- Born: 1799 County Cork
- Died: 1878 Devon
- Occupation: Writer
- Spouse: Abraham Crawford
- Father: James Mockler

= Sophia Crawford (novelist) =

Sophia Crawford (1799 – 1878) was an Irish novelist and poet who published under the name Mrs. A. Crawford.

Sophia Mockler was born in 1799 in Rockville House, County Cork, Ireland, one of eleven surviving children of the Rev. James Mockler, vicar of Litter in the Diocese of Cloyne, and Sybella Baker Mockler. In 1831, she married Abraham Crawford, an Admiral of the Royal Navy who had been invalidated home in 1829. He published a memoir, Reminiscences of a Naval Officer, During the Late War, in 1851.

Crawford published two books of poetry and five novels. Her novels include The Double Marriage (1852), a sensation novel about bigamy, and two historical novels, Lismore (1853) and The Story of a Nun (1855).

Sophia Crawford died in 1878 in Devon.

== Bibliography ==

- Stanzas.
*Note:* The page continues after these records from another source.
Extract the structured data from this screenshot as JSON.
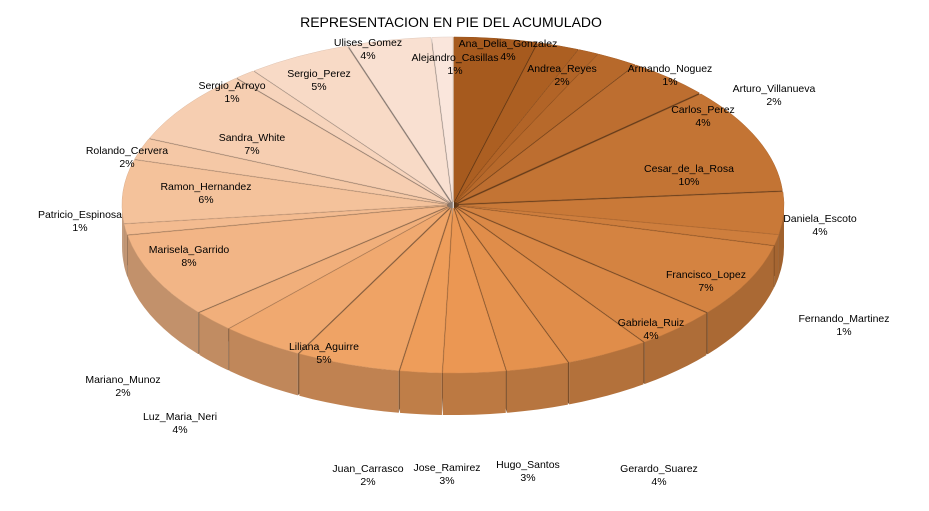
{
  "chart_data": {
    "type": "pie",
    "title": "REPRESENTACION EN PIE DEL ACUMULADO",
    "style": "3d-exploded",
    "categories": [
      "Ana_Delia_Gonzalez",
      "Andrea_Reyes",
      "Armando_Noguez",
      "Arturo_Villanueva",
      "Carlos_Perez",
      "Cesar_de_la_Rosa",
      "Daniela_Escoto",
      "Fernando_Martinez",
      "Francisco_Lopez",
      "Gabriela_Ruiz",
      "Gerardo_Suarez",
      "Hugo_Santos",
      "Jose_Ramirez",
      "Juan_Carrasco",
      "Liliana_Aguirre",
      "Luz_Maria_Neri",
      "Mariano_Munoz",
      "Marisela_Garrido",
      "Patricio_Espinosa",
      "Ramon_Hernandez",
      "Rolando_Cervera",
      "Sandra_White",
      "Sergio_Arroyo",
      "Sergio_Perez",
      "Ulises_Gomez",
      "Alejandro_Casillas"
    ],
    "values": [
      4,
      2,
      1,
      2,
      4,
      10,
      4,
      1,
      7,
      4,
      4,
      3,
      3,
      2,
      5,
      4,
      2,
      8,
      1,
      6,
      2,
      7,
      1,
      5,
      4,
      1
    ],
    "value_labels": [
      "4%",
      "2%",
      "1%",
      "2%",
      "4%",
      "10%",
      "4%",
      "1%",
      "7%",
      "4%",
      "4%",
      "3%",
      "3%",
      "2%",
      "5%",
      "4%",
      "2%",
      "8%",
      "1%",
      "6%",
      "2%",
      "7%",
      "1%",
      "5%",
      "4%",
      "1%"
    ],
    "colors": {
      "start": "#a65a1e",
      "mid": "#ee9a55",
      "end": "#fae6dc"
    }
  }
}
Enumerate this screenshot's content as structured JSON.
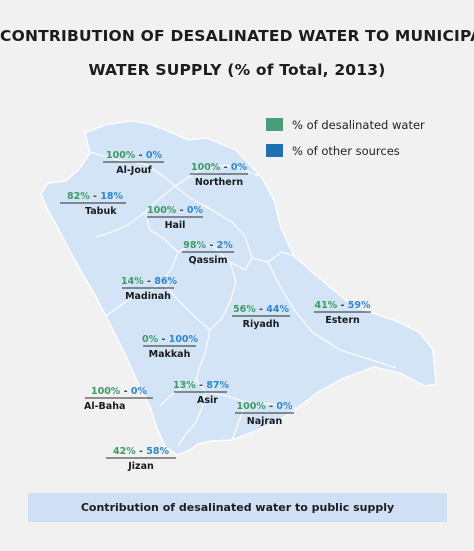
{
  "title_line1": "CONTRIBUTION OF DESALINATED WATER TO MUNICIPAL",
  "title_line2": "WATER SUPPLY (% of Total, 2013)",
  "legend": [
    {
      "label": "% of desalinated water",
      "color": "#4a9d78"
    },
    {
      "label": "% of other sources",
      "color": "#1f6fb4"
    }
  ],
  "colors": {
    "map_fill": "#d3e4f7",
    "border": "#ffffff",
    "desal_text": "#3d9a63",
    "other_text": "#2f86c9"
  },
  "regions": [
    {
      "name": "Al-Jouf",
      "desalinated": "100%",
      "other": "0%"
    },
    {
      "name": "Northern",
      "desalinated": "100%",
      "other": "0%"
    },
    {
      "name": "Tabuk",
      "desalinated": "82%",
      "other": "18%"
    },
    {
      "name": "Hail",
      "desalinated": "100%",
      "other": "0%"
    },
    {
      "name": "Qassim",
      "desalinated": "98%",
      "other": "2%"
    },
    {
      "name": "Madinah",
      "desalinated": "14%",
      "other": "86%"
    },
    {
      "name": "Riyadh",
      "desalinated": "56%",
      "other": "44%"
    },
    {
      "name": "Estern",
      "desalinated": "41%",
      "other": "59%"
    },
    {
      "name": "Makkah",
      "desalinated": "0%",
      "other": "100%"
    },
    {
      "name": "Al-Baha",
      "desalinated": "100%",
      "other": "0%"
    },
    {
      "name": "Asir",
      "desalinated": "13%",
      "other": "87%"
    },
    {
      "name": "Najran",
      "desalinated": "100%",
      "other": "0%"
    },
    {
      "name": "Jizan",
      "desalinated": "42%",
      "other": "58%"
    }
  ],
  "separator": " - ",
  "footer": "Contribution of desalinated water to public supply"
}
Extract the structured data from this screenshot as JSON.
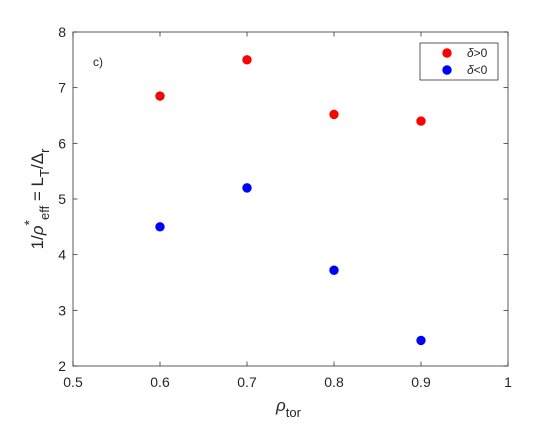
{
  "chart_data": {
    "type": "scatter",
    "panel_label": "c)",
    "xlabel": {
      "main": "ρ",
      "sub": "tor"
    },
    "ylabel": {
      "parts": [
        {
          "text": "1/",
          "style": "normal"
        },
        {
          "text": "ρ",
          "style": "normal"
        },
        {
          "text": "*",
          "style": "sup"
        },
        {
          "text": "eff",
          "style": "sub"
        },
        {
          "text": " = L",
          "style": "normal"
        },
        {
          "text": "T",
          "style": "sub"
        },
        {
          "text": "/Δ",
          "style": "normal"
        },
        {
          "text": "r",
          "style": "sub"
        }
      ]
    },
    "xlim": [
      0.5,
      1.0
    ],
    "ylim": [
      2,
      8
    ],
    "xticks": [
      0.5,
      0.6,
      0.7,
      0.8,
      0.9,
      1.0
    ],
    "xtick_labels": [
      "0.5",
      "0.6",
      "0.7",
      "0.8",
      "0.9",
      "1"
    ],
    "yticks": [
      2,
      3,
      4,
      5,
      6,
      7,
      8
    ],
    "ytick_labels": [
      "2",
      "3",
      "4",
      "5",
      "6",
      "7",
      "8"
    ],
    "grid": false,
    "legend_position": "top-right",
    "series": [
      {
        "name": "δ>0",
        "color": "#ff0000",
        "x": [
          0.6,
          0.7,
          0.8,
          0.9
        ],
        "y": [
          6.85,
          7.5,
          6.52,
          6.4
        ]
      },
      {
        "name": "δ<0",
        "color": "#0000ff",
        "x": [
          0.6,
          0.7,
          0.8,
          0.9
        ],
        "y": [
          4.5,
          5.2,
          3.72,
          2.46
        ]
      }
    ]
  }
}
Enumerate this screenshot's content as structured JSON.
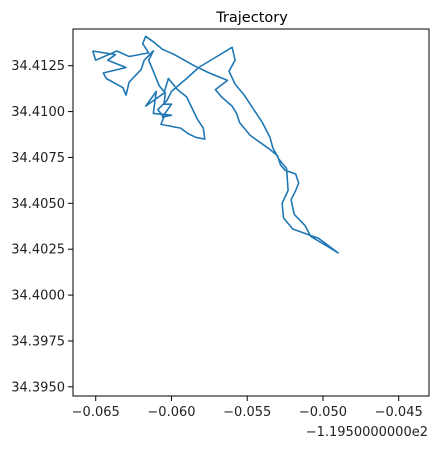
{
  "chart_data": {
    "type": "line",
    "title": "Trajectory",
    "xlabel": "",
    "ylabel": "",
    "x_offset_label": "−1.1950000000e2",
    "xlim": [
      -0.0665,
      -0.043
    ],
    "ylim": [
      34.3945,
      34.4145
    ],
    "xticks": [
      -0.065,
      -0.06,
      -0.055,
      -0.05,
      -0.045
    ],
    "xtick_labels": [
      "−0.065",
      "−0.060",
      "−0.055",
      "−0.050",
      "−0.045"
    ],
    "yticks": [
      34.395,
      34.3975,
      34.4,
      34.4025,
      34.405,
      34.4075,
      34.41,
      34.4125
    ],
    "ytick_labels": [
      "34.3950",
      "34.3975",
      "34.4000",
      "34.4025",
      "34.4050",
      "34.4075",
      "34.4100",
      "34.4125"
    ],
    "grid": false,
    "series_color": "#1f77b4",
    "x": [
      -0.0652,
      -0.0637,
      -0.0642,
      -0.063,
      -0.0645,
      -0.0643,
      -0.0632,
      -0.063,
      -0.0628,
      -0.062,
      -0.0618,
      -0.0612,
      -0.0615,
      -0.0612,
      -0.0608,
      -0.0604,
      -0.0605,
      -0.06,
      -0.0606,
      -0.06,
      -0.0612,
      -0.061,
      -0.0617,
      -0.0605,
      -0.0602,
      -0.0596,
      -0.059,
      -0.0583,
      -0.0579,
      -0.0578,
      -0.0584,
      -0.0589,
      -0.0594,
      -0.0607,
      -0.0605,
      -0.0609,
      -0.0603,
      -0.06,
      -0.059,
      -0.0582,
      -0.057,
      -0.056,
      -0.0558,
      -0.0562,
      -0.0558,
      -0.0552,
      -0.0548,
      -0.054,
      -0.0535,
      -0.0533,
      -0.0529,
      -0.0524,
      -0.0523,
      -0.0527,
      -0.0526,
      -0.052,
      -0.0503,
      -0.049,
      -0.0498,
      -0.0508,
      -0.0512,
      -0.0519,
      -0.0521,
      -0.0518,
      -0.0516,
      -0.0518,
      -0.0525,
      -0.0528,
      -0.053,
      -0.0536,
      -0.0548,
      -0.0555,
      -0.0557,
      -0.056,
      -0.0567,
      -0.0571,
      -0.0563,
      -0.0575,
      -0.0585,
      -0.0598,
      -0.0606,
      -0.0612,
      -0.0617,
      -0.0619,
      -0.0615,
      -0.0628,
      -0.0636,
      -0.065,
      -0.0652
    ],
    "y": [
      34.4133,
      34.4131,
      34.4128,
      34.4124,
      34.4121,
      34.4118,
      34.4113,
      34.4109,
      34.4116,
      34.4123,
      34.4128,
      34.4133,
      34.4128,
      34.4122,
      34.4114,
      34.411,
      34.4104,
      34.4104,
      34.4097,
      34.4098,
      34.4099,
      34.4111,
      34.4103,
      34.411,
      34.4118,
      34.4112,
      34.4108,
      34.4096,
      34.4091,
      34.4085,
      34.4086,
      34.4088,
      34.4091,
      34.4093,
      34.4097,
      34.4101,
      34.4106,
      34.4111,
      34.4118,
      34.4124,
      34.413,
      34.4135,
      34.4128,
      34.4122,
      34.4115,
      34.4109,
      34.4104,
      34.4094,
      34.4086,
      34.408,
      34.4074,
      34.4069,
      34.4057,
      34.405,
      34.4042,
      34.4036,
      34.4031,
      34.4023,
      34.4027,
      34.4032,
      34.4038,
      34.4044,
      34.4052,
      34.4057,
      34.4061,
      34.4066,
      34.4068,
      34.4071,
      34.4076,
      34.408,
      34.4087,
      34.4094,
      34.4099,
      34.4103,
      34.4108,
      34.4112,
      34.4117,
      34.4121,
      34.4125,
      34.4131,
      34.4134,
      34.4138,
      34.4141,
      34.4137,
      34.4132,
      34.413,
      34.4133,
      34.4128,
      34.4133
    ]
  }
}
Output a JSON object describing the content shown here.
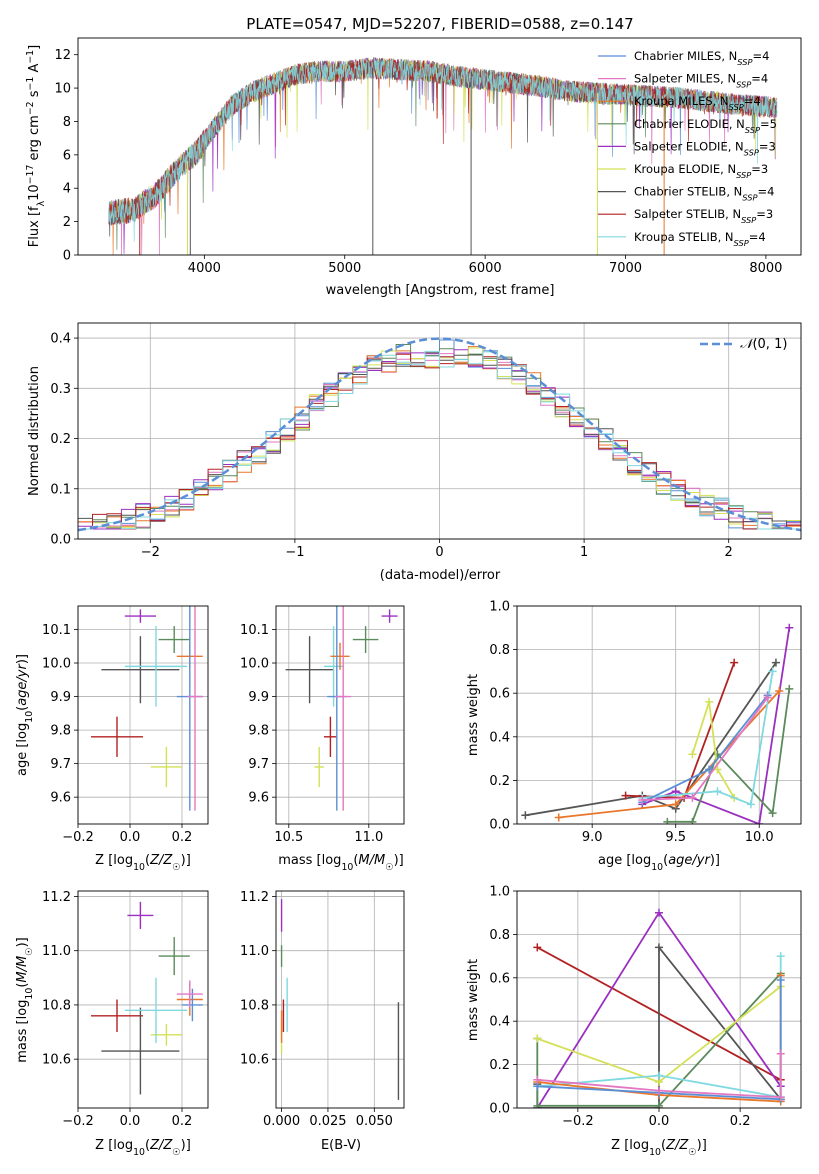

London: T. C. Newby, 1830.
- Stanzas on Hearing Broadhurst Sing John Anderson. 1850
- The Lady of the Bedchamber: A Novel.  2 vol.  London: T. C. Newby, 1850.
- The Double Marriage: A Novel.  3 vol.  London: T. C. Newby, 1852.
- Lismore.  3 vol.  London: T. C. Newby, 1853.
- The Story of a Nun: A Novel.  3 vol.  London: T. C. Newby, 1855.
- Early Struggles.  3 vol.  London: T. C. Newby, 1857.